People always claimed this as a data leak vector but I've always been sceptical. Like just writing style and vocabulary is probably extremely shared among too many people to narrow it down much. (How people that you know could have written this reply?) The counter argument is that he had a very specific style in his mail so maybe this is a special case.
If you have a large enough set to test against and a specific person you are looking for, this is totally doable currently.
Of course it's doable. The question is how reliable the results are.
I wonder if it works on zoomers too. I have noticed a slight mode collapse among this population ;)
It just needs to find the needles in the haystack. Humans can better verify if they're truly needles.
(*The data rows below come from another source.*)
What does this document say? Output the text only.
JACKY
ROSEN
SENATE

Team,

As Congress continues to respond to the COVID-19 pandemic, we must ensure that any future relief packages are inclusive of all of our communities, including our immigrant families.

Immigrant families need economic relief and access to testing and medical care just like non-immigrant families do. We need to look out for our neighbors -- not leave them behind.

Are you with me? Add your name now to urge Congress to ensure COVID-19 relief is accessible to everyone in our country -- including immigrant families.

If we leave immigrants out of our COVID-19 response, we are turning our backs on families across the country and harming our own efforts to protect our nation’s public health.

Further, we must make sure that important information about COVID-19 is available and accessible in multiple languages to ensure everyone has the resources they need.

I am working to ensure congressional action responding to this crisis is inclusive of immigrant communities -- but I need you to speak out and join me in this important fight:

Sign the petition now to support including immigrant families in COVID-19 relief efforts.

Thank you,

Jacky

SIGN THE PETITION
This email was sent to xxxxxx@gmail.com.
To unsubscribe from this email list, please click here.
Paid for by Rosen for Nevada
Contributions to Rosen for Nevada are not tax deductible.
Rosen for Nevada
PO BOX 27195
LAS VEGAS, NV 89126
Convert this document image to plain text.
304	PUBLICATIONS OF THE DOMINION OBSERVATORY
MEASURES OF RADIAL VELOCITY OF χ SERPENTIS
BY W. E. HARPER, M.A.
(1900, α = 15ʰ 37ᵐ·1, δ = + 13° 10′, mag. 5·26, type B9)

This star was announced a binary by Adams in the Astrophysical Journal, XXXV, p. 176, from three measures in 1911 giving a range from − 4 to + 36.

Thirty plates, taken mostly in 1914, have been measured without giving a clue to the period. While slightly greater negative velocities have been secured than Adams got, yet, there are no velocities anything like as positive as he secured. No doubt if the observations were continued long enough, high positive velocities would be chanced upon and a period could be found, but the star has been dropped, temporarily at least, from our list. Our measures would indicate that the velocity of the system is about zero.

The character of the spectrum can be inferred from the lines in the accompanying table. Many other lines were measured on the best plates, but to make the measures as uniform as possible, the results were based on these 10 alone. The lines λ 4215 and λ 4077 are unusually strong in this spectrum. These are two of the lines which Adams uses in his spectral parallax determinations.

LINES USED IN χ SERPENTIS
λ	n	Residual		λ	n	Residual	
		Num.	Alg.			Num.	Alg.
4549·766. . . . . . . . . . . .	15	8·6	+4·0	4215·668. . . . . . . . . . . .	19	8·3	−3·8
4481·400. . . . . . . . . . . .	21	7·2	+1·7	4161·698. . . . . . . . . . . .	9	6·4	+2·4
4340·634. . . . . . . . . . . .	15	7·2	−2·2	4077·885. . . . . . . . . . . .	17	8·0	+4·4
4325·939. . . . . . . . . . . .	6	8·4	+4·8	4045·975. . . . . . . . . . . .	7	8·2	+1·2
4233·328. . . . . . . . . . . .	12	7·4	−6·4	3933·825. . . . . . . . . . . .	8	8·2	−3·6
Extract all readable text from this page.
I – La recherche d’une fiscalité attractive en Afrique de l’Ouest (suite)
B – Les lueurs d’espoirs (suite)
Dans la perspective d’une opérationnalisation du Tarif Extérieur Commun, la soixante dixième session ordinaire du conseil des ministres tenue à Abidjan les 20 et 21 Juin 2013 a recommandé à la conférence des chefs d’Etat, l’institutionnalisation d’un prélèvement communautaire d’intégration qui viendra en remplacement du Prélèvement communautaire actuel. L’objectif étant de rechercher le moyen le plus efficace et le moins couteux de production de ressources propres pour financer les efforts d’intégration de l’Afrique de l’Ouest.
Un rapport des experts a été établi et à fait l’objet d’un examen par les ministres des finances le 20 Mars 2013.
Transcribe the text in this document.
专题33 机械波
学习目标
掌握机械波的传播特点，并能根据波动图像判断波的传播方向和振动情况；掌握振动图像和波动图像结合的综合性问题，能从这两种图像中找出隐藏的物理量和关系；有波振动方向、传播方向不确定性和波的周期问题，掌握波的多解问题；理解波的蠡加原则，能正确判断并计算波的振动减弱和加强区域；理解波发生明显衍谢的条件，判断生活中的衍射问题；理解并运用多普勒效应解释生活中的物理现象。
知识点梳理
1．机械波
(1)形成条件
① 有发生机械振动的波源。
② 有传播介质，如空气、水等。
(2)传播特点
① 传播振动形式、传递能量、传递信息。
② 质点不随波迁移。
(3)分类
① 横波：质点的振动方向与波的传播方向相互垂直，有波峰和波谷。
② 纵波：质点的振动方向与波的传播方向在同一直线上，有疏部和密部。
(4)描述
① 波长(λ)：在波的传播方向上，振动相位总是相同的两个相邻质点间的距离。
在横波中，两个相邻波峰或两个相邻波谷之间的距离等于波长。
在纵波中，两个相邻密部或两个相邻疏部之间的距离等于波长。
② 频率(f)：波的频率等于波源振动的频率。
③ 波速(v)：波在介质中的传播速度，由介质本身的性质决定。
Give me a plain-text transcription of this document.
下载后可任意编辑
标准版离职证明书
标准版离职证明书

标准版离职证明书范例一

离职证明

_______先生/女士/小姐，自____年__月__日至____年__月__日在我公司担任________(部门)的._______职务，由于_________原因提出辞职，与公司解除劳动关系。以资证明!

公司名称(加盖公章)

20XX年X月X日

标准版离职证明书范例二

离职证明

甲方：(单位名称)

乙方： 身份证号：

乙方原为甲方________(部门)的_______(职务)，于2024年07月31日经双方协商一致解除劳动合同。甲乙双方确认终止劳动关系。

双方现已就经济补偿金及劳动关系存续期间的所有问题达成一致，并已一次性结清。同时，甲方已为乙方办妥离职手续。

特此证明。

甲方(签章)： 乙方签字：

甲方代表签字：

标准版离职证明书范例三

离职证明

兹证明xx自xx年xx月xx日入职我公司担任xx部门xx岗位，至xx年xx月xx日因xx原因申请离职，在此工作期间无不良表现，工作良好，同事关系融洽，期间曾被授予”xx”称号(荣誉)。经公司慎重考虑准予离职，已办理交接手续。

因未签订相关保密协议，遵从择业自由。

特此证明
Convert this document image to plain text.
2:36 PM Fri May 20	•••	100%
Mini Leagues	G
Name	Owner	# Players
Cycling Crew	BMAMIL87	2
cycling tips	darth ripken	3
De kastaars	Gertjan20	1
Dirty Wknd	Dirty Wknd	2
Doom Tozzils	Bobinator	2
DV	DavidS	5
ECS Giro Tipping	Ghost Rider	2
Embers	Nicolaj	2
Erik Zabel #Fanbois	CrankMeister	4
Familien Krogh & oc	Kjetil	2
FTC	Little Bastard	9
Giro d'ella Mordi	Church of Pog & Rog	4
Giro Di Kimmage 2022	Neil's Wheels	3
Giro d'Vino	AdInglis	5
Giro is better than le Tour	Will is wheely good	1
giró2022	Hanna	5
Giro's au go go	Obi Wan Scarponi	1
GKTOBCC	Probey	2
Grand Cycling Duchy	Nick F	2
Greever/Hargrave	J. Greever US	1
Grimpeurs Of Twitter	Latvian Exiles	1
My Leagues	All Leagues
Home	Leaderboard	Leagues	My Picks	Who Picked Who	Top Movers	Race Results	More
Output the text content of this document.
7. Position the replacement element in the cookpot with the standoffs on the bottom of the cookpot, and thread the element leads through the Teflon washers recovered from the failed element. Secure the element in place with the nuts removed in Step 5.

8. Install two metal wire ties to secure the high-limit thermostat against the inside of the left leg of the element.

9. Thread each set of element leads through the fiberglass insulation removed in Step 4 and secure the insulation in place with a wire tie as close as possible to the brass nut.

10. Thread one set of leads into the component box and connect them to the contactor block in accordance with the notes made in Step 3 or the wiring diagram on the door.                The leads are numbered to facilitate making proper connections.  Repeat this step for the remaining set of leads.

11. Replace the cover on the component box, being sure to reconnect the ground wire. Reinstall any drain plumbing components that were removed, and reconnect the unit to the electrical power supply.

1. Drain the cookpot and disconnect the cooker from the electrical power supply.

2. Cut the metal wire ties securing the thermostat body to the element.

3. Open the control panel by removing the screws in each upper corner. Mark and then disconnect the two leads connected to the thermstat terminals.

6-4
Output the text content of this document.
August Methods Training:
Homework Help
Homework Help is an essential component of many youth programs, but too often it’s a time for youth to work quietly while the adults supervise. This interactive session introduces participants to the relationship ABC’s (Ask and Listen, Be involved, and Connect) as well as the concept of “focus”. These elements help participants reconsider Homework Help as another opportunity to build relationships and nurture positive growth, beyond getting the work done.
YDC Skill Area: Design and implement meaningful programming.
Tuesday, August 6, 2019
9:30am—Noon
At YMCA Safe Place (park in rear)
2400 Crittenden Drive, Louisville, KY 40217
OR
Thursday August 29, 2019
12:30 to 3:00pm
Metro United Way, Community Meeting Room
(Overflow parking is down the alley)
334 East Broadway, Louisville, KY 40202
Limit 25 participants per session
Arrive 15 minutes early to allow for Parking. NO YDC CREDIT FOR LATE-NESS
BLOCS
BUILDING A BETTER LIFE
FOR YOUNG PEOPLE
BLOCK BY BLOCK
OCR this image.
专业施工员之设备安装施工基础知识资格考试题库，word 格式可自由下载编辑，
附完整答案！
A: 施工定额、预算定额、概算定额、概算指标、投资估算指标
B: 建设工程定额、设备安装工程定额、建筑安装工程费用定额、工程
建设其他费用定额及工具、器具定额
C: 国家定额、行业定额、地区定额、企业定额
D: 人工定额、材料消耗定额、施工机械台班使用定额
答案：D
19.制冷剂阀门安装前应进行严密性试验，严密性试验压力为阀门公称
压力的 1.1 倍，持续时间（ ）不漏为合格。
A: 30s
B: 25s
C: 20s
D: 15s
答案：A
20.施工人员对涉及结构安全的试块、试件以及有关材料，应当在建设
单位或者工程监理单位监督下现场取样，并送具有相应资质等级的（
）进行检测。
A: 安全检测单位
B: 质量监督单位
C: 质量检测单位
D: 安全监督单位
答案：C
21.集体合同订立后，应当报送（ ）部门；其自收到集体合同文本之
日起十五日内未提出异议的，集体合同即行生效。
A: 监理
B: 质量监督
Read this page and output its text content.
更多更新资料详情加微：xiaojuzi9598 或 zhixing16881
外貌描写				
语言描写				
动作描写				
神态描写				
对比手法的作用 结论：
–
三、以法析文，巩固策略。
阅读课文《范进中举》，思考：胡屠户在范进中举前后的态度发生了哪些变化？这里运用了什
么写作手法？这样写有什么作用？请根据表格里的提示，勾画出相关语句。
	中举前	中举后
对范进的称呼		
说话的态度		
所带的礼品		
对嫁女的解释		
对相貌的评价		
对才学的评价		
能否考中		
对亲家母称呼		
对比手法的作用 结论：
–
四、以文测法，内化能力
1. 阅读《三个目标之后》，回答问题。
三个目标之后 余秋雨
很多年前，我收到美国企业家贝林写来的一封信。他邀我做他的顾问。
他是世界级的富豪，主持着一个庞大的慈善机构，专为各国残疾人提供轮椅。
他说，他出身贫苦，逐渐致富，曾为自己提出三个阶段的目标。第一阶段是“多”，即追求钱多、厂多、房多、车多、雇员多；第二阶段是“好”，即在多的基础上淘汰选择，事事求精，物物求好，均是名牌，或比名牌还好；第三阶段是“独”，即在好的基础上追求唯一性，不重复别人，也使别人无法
Not just a test set, but enough of a set to search through and compare against. Several pages of in-depth writing isn't anywhere near sufficient, even when limiting the search space to ~10k people.
this is a well-studied field (stylometry). when combining writing styles, vocabulary, posting times, etc. you absolutely can narrow it down to specific people.
even when people deliberately try to feign some aspects (e.g. switching writing styles for different pseudonyms), they will almost always slip up and revert to their most comfortable style over time. which is great, because if they aren't also regularly changing pseudonyms (which are also subject to limited stylometry, so pseudonym creation should be somewhat randomized in name, location, etc.), you only need to catch them slipping once to get the whole history of that pseudonym (and potentially others, once that one is confirmed).
People do change over time, I used to write "ha" after every sentence for some reason
You know, i had a particularly cringy period in which i put "la" at the end of sentences.
Don't throw the baby out with the bathwater. "Ooh, la" sounds really unnatural.
But on a serious note, what did "la" mean in your context? I've never seen this.
It’s a common thing for speakers of Singaporean English to end sentences with la/leh. But no idea if that’s what’s going on here.
In one use case, it is kind of a verbal exclamation point, but it has more meanings and uses than just that. Likely originates from Hokkien, but it has evolved into it is own thing. If you are curious, more details here https://en.wikipedia.org/wiki/Singlish
In Turkish la at the end disrespectfully refers to a male person.
You left off something.
sure, not denying that. my writing style is fairly different now in my 40s than it was in my late teens/early twenties.
but, those changes are usually pretty gradual and relatively small. thats why when attempting to identify someone via writing, you look at several aspects of the writing and not just word choice (grammar, use of specific slang, sentence length, paragraph structure, punctuation, etc.). it is highly unlikely that all aspects of someones writing changes at the same time. simply removing "ha" is inconsequential to identification if not much else changed.
additionally, this data is typically combined with other data/patterns (posting times, username (themes, length, etc.), writing that displays certain types of expertise, and more) to increase the confidence level of correct identification.
Stylometry is okay if you're trying to deanonymize a large enough sample text. A reddit account would be doable. But individual 4chan posts? You barely have enough content within the text limit.